72. Эми
В последний день на борту «Годспида» я складываю все свои вещи в небольшую сумку. Одежда — бывшая одежда Кейли, погибшей за правду, которую не сумел утаить Орион. Блокнот, в котором я писала письма родителям, когда думала, что никогда их не увижу. Мой плюшевый мишка.
Свой бордовый платок я оставляю в комнате. На новой планете мне не придется скрывать, как я выгляжу. Складывая ткань и укладывая ее на стол, обвожу взглядом комнату, которая три месяца была мне домом. Я думала, что проведу здесь остаток жизни. Или… однажды стану жить со Старшим на уровне хранителей.

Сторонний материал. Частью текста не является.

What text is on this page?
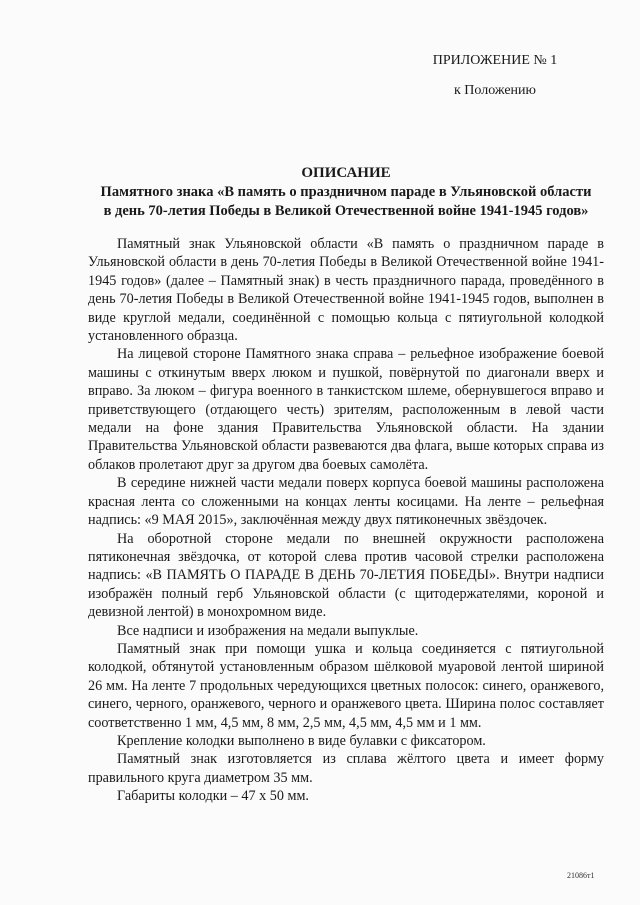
ПРИЛОЖЕНИЕ № 1
к Положению
ОПИСАНИЕ
Памятного знака «В память о праздничном параде в Ульяновской области
в день 70-летия Победы в Великой Отечественной войне 1941-1945 годов»

Памятный знак Ульяновской области «В память о праздничном параде в Ульяновской области в день 70-летия Победы в Великой Отечественной войне 1941-1945 годов» (далее – Памятный знак) в честь праздничного парада, проведённого в день 70-летия Победы в Великой Отечественной войне 1941-1945 годов, выполнен в виде круглой медали, соединённой с помощью кольца с пятиугольной колодкой установленного образца.

На лицевой стороне Памятного знака справа – рельефное изображение боевой машины с откинутым вверх люком и пушкой, повёрнутой по диагонали вверх и вправо. За люком – фигура военного в танкистском шлеме, обернувшегося вправо и приветствующего (отдающего честь) зрителям, расположенным в левой части медали на фоне здания Правительства Ульяновской области. На здании Правительства Ульяновской области развеваются два флага, выше которых справа из облаков пролетают друг за другом два боевых самолёта.

В середине нижней части медали поверх корпуса боевой машины расположена красная лента со сложенными на концах ленты косицами. На ленте – рельефная надпись: «9 МАЯ 2015», заключённая между двух пятиконечных звёздочек.

На оборотной стороне медали по внешней окружности расположена пятиконечная звёздочка, от которой слева против часовой стрелки расположена надпись: «В ПАМЯТЬ О ПАРАДЕ В ДЕНЬ 70-ЛЕТИЯ ПОБЕДЫ». Внутри надписи изображён полный герб Ульяновской области (с щитодержателями, короной и девизной лентой) в монохромном виде.

Все надписи и изображения на медали выпуклые.

Памятный знак при помощи ушка и кольца соединяется с пятиугольной колодкой, обтянутой установленным образом шёлковой муаровой лентой шириной 26 мм. На ленте 7 продольных чередующихся цветных полосок: синего, оранжевого, синего, черного, оранжевого, черного и оранжевого цвета. Ширина полос составляет соответственно 1 мм, 4,5 мм, 8 мм, 2,5 мм, 4,5 мм, 4,5 мм и 1 мм.

Крепление колодки выполнено в виде булавки с фиксатором.

Памятный знак изготовляется из сплава жёлтого цвета и имеет форму правильного круга диаметром 35 мм.

Габариты колодки – 47 х 50 мм.

21086т1
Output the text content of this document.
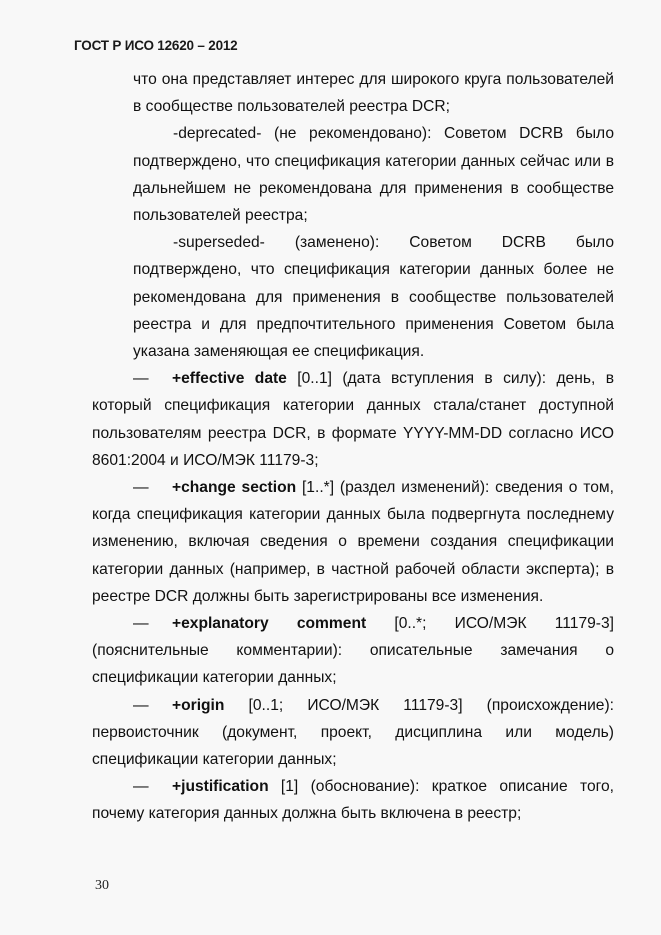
ГОСТ Р ИСО 12620 – 2012

что она представляет интерес для широкого круга пользователей в сообществе пользователей реестра DCR;

-deprecated- (не рекомендовано): Советом DCRB было подтверждено, что спецификация категории данных сейчас или в дальнейшем не рекомендована для применения в сообществе пользователей реестра;

-superseded- (заменено): Советом DCRB было подтверждено, что спецификация категории данных более не рекомендована для применения в сообществе пользователей реестра и для предпочтительного применения Советом была указана заменяющая ее спецификация.

— +effective date [0..1] (дата вступления в силу): день, в который спецификация категории данных стала/станет доступной пользователям реестра DCR, в формате YYYY-MM-DD согласно ИСО 8601:2004 и ИСО/МЭК 11179-3;

— +change section [1..*] (раздел изменений): сведения о том, когда спецификация категории данных была подвергнута последнему изменению, включая сведения о времени создания спецификации категории данных (например, в частной рабочей области эксперта); в реестре DCR должны быть зарегистрированы все изменения.

— +explanatory comment [0..*; ИСО/МЭК 11179-3] (пояснительные комментарии): описательные замечания о спецификации категории данных;

— +origin [0..1; ИСО/МЭК 11179-3] (происхождение): первоисточник (документ, проект, дисциплина или модель) спецификации категории данных;

— +justification [1] (обоснование): краткое описание того, почему категория данных должна быть включена в реестр;

30
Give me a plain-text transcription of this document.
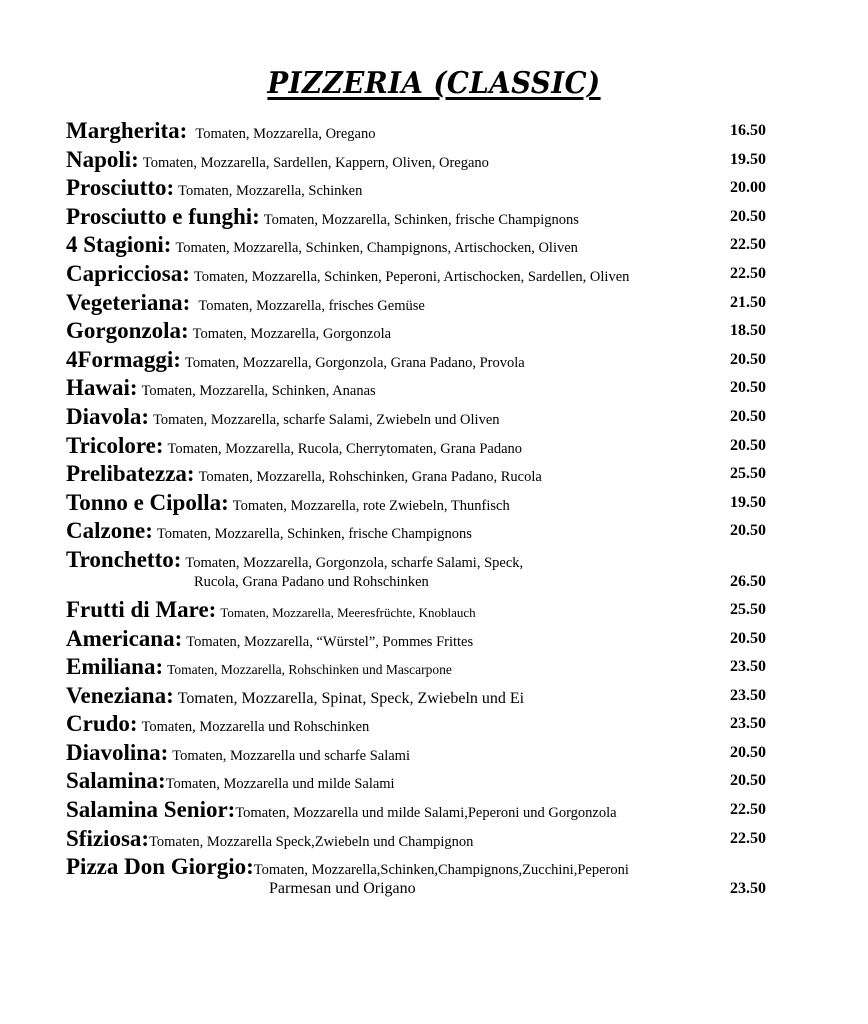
PIZZERIA (CLASSIC)
Margherita: Tomaten, Mozzarella, Oregano	16.50
Napoli: Tomaten, Mozzarella, Sardellen, Kappern, Oliven, Oregano	19.50
Prosciutto: Tomaten, Mozzarella, Schinken	20.00
Prosciutto e funghi: Tomaten, Mozzarella, Schinken, frische Champignons	20.50
4 Stagioni: Tomaten, Mozzarella, Schinken, Champignons, Artischocken, Oliven	22.50
Capricciosa: Tomaten, Mozzarella, Schinken, Peperoni, Artischocken, Sardellen, Oliven	22.50
Vegeteriana: Tomaten, Mozzarella, frisches Gemüse	21.50
Gorgonzola: Tomaten, Mozzarella, Gorgonzola	18.50
4Formaggi: Tomaten, Mozzarella, Gorgonzola, Grana Padano, Provola	20.50
Hawai: Tomaten, Mozzarella, Schinken, Ananas	20.50
Diavola: Tomaten, Mozzarella, scharfe Salami, Zwiebeln und Oliven	20.50
Tricolore: Tomaten, Mozzarella, Rucola, Cherrytomaten, Grana Padano	20.50
Prelibatezza: Tomaten, Mozzarella, Rohschinken, Grana Padano, Rucola	25.50
Tonno e Cipolla: Tomaten, Mozzarella, rote Zwiebeln, Thunfisch	19.50
Calzone: Tomaten, Mozzarella, Schinken, frische Champignons	20.50
Tronchetto: Tomaten, Mozzarella, Gorgonzola, scharfe Salami, Speck,
Rucola, Grana Padano und Rohschinken	26.50
Frutti di Mare: Tomaten, Mozzarella, Meeresfrüchte, Knoblauch	25.50
Americana: Tomaten, Mozzarella, “Würstel”, Pommes Frittes	20.50
Emiliana: Tomaten, Mozzarella, Rohschinken und Mascarpone	23.50
Veneziana: Tomaten, Mozzarella, Spinat, Speck, Zwiebeln und Ei	23.50
Crudo: Tomaten, Mozzarella und Rohschinken	23.50
Diavolina: Tomaten, Mozzarella und scharfe Salami	20.50
Salamina:Tomaten, Mozzarella und milde Salami	20.50
Salamina Senior:Tomaten, Mozzarella und milde Salami,Peperoni und Gorgonzola	22.50
Sfiziosa:Tomaten, Mozzarella Speck,Zwiebeln und Champignon	22.50
Pizza Don Giorgio:Tomaten, Mozzarella,Schinken,Champignons,Zucchini,Peperoni
Parmesan und Origano	23.50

Сглатываю ком в горле. Может быть, Старший прав и Орион не заслуживает того, чтобы утонуть в собственном криоящике. Но и новой планеты он не заслуживает тоже. Я пытаюсь вспомнить, за что полюбила Старшего, но сейчас мне вспоминается только упрямый взгляд и то, как звучал его голос, когда он отказался оставить Ориона на «Годспиде».
В одну руку я беру сумку, а в другую — последнюю картину Харли. В шаттле места для произведений искусства почти нет, но для этой картины я найду.
Солнечная лампа включается ровно в тот момент, когда я добираюсь до пруда. Дно уже высохло и потрескалось от ее тепла, а погибшие лотосы превратились в розово–зеленое месиво.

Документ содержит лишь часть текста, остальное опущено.